A source, who insisted on anonymity, said the terror group's media networks had been circulating the 'unprecedented' decision.

The identity of the potential future leader will be kept under wraps amid fears it could cause revolts within ISIS.

Not even the terror group's senior leaders were allowed to discuss al-Baghdadi's successor, the source told Iraqi News.

The announcement comes as coalition forces tighten their grip on Mosul as Iraqi troops have reclaimed chunks of the city.

Flames and smoke were seen rising from a burning oil facility in the town of Qayyarah, near Mosul.

Oil wells in and around the town were torched by ISIS extremists as the Iraqi military began an offensive to liberated the town.

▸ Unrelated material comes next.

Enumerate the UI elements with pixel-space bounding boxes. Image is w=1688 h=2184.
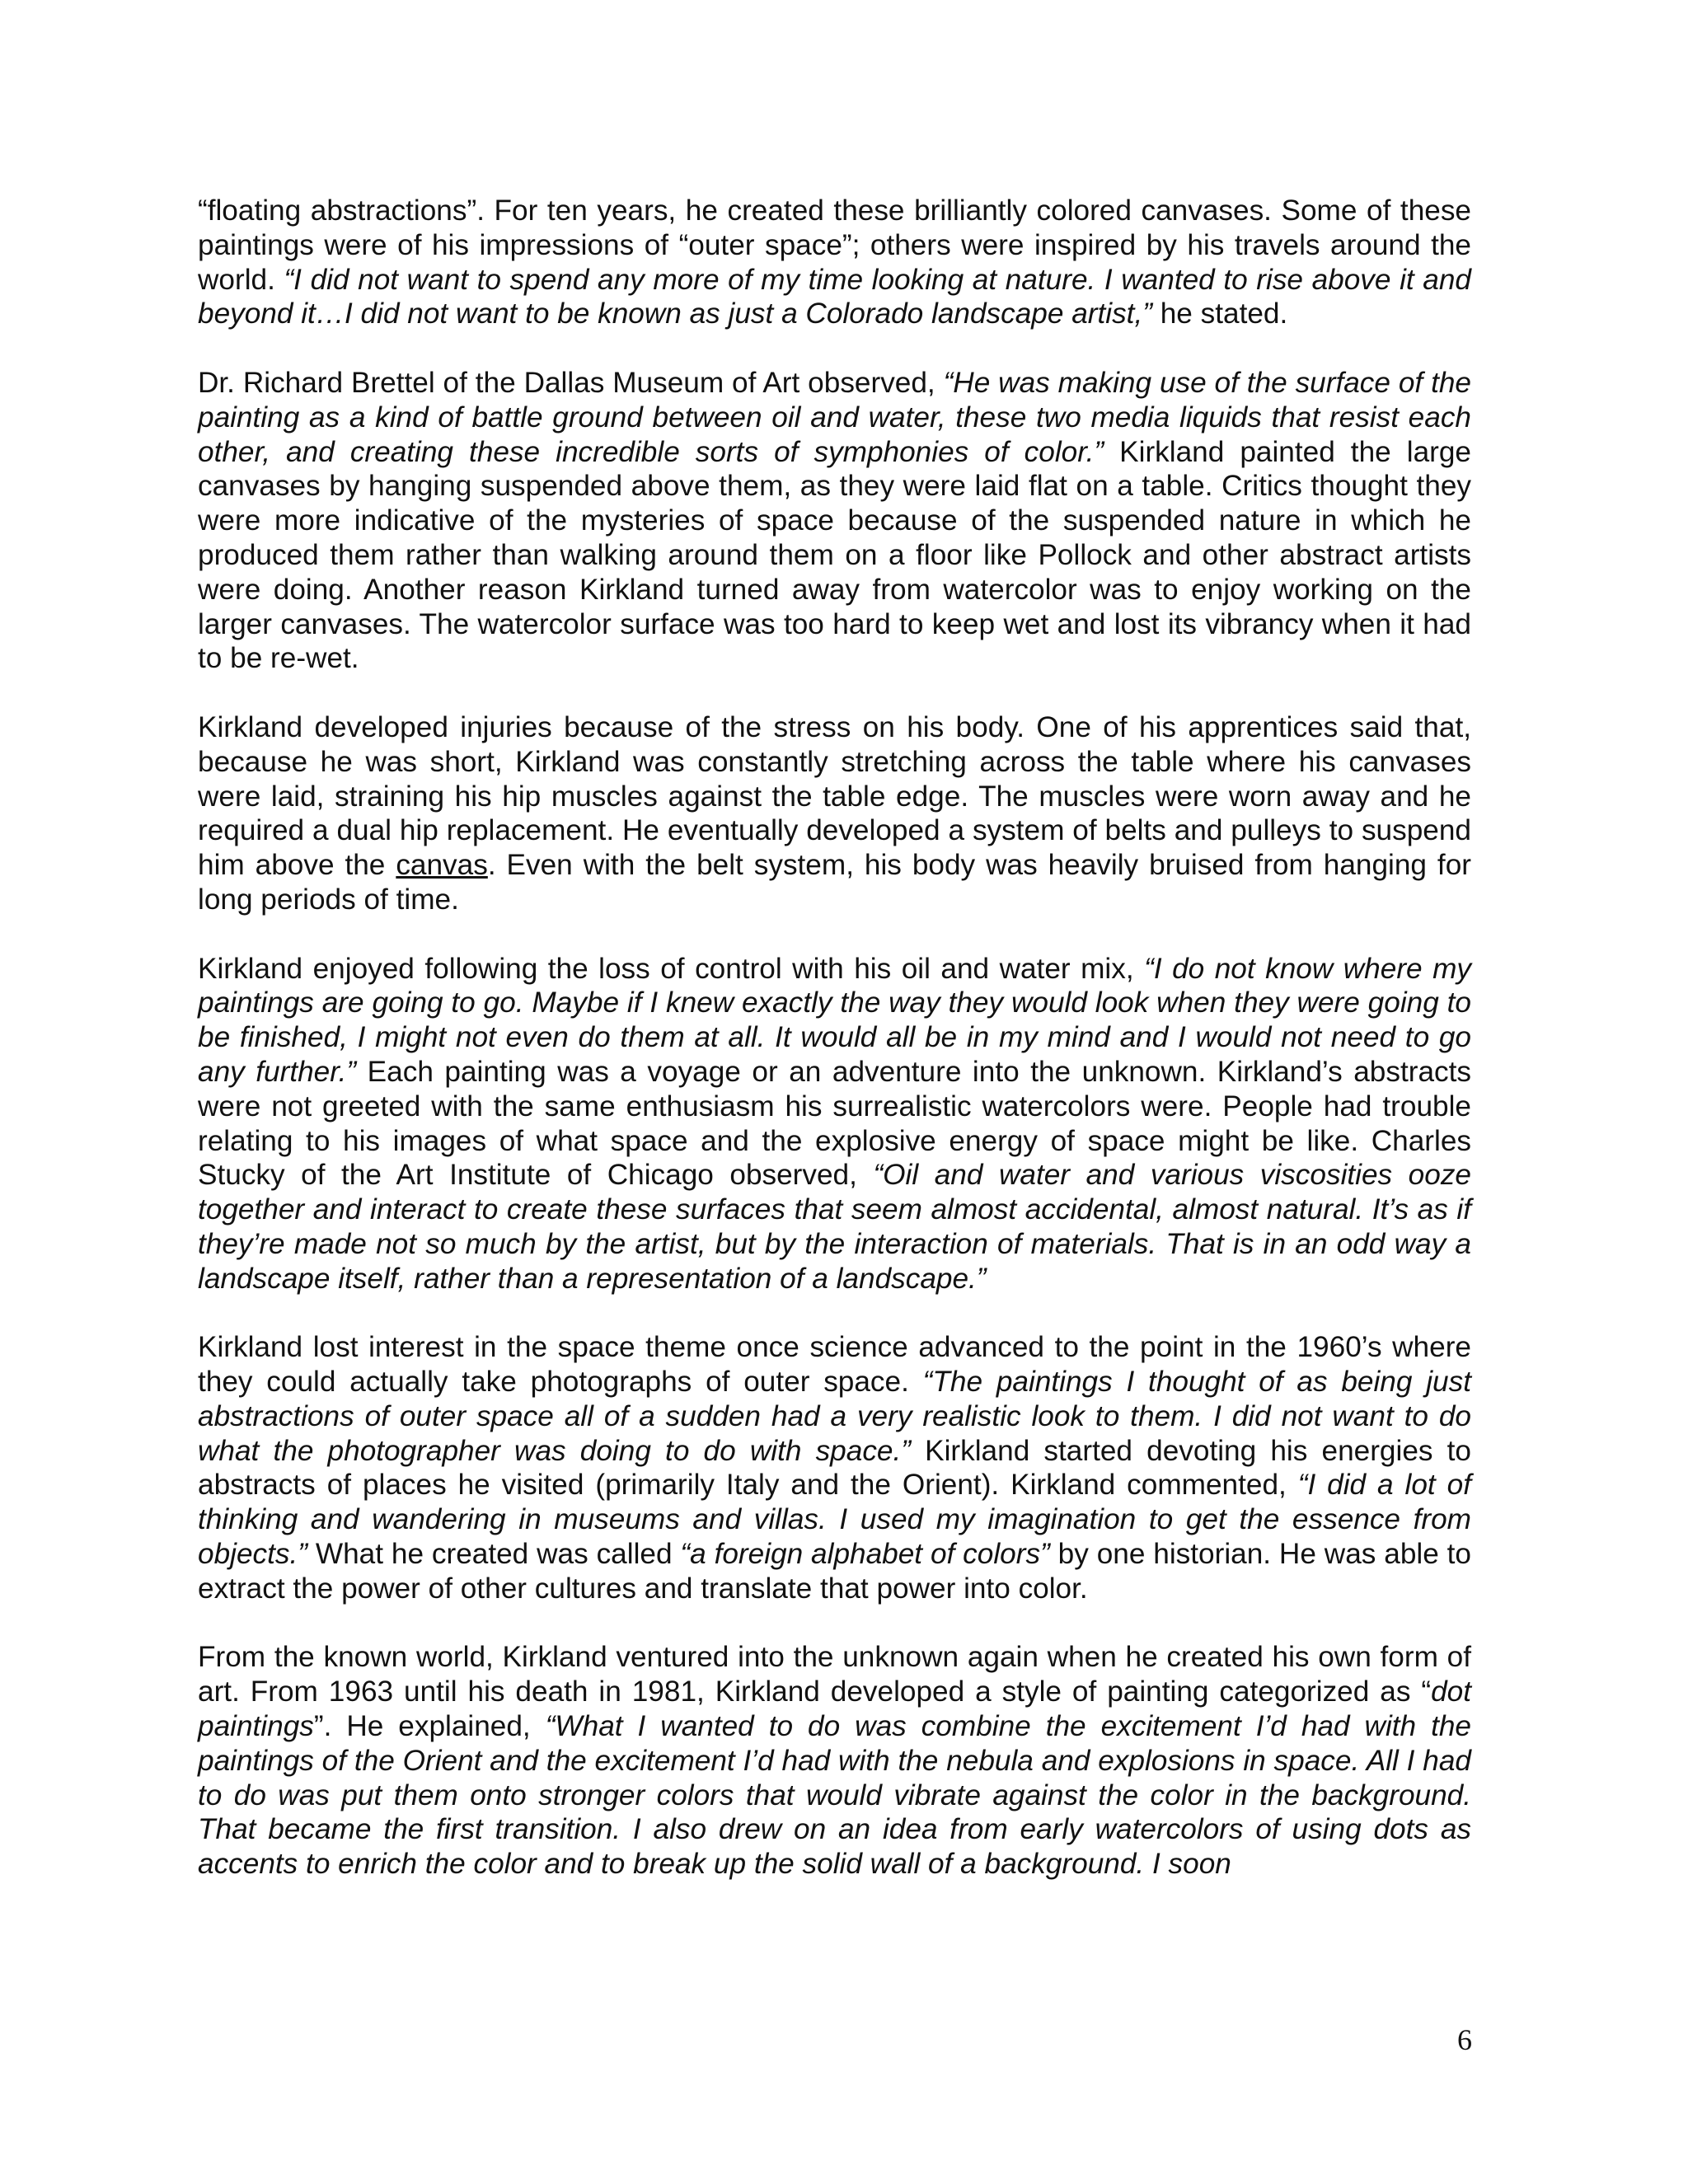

For two months the residents of the town have lived under an almost constant smoke cloud, the only respite coming when the wind changes.

Those in the town, despite having been freed from ISIS occupation, now live with little power, a water supply tainted with oil that only comes on periodically and an oppressive cloud of smoke that coats everything with thick soot.

Many complain of respiratory problems, but the long term health implications for the men, women and children living in the town have yet to be seen as al-Baghdadi's ISIS and coalition forces continue to battle for the land.

The mysterious leader of Islamic State Abu Bakr al-Baghdadi has been reported to have been killed or seriously injured at least 10 times in the last year and a half.

His evasiveness led to the US Government sticking a $10million bounty on his head for anything that would lead to his capture or death.

It turned up nothing, though it is understood that after 13 years as an active terrorist he is cornered in Mosul as the battle continues to liberate the city.

Unlike other leaders of huge terror groups, such as Osama Bin Laden, ISIS head honcho prefers to stay under the radar.

He has only appeared in one video - in Mosul last year - and there are only two authenticated photographs of him.

This ability to go undetected coupled with his alleged likening for wearing masks when addressing his commanders has earned him the nickname The Invisible Sheikh.

There is good reason for his incognito way of life.

In 2006, one of his predecessors and leader of vicious jihadist group in Iraq Abu Musab Al-Zarqawi was tracked down and was killed in a US bombing raid in 2006.

Zarqawi, like Al-Qaeda's Bin Laden, was a showman, and it caught up with him.

Baghdadi is credited with transforming the breakaway Al-Qaeda group turning it into the independent ISIS group that is arguably the most powerful and wealthiest jihadist organisation in the world.

He started life as Ibrahim Awad Ibrahim and is thought to have been born in Samarra, north of Baghdad, in 1971.

Though there is no official confirmation, he is understood to have gained a doctorate from a university in Baghdad having read Islamic studies.

His classmates described him as a shy, unimpressive religious scholar and a man who abstained from violence.
But by 2003, he was a fully-fledged jihadist, living in a small room attached to mosque.

He had called this his home for a decade.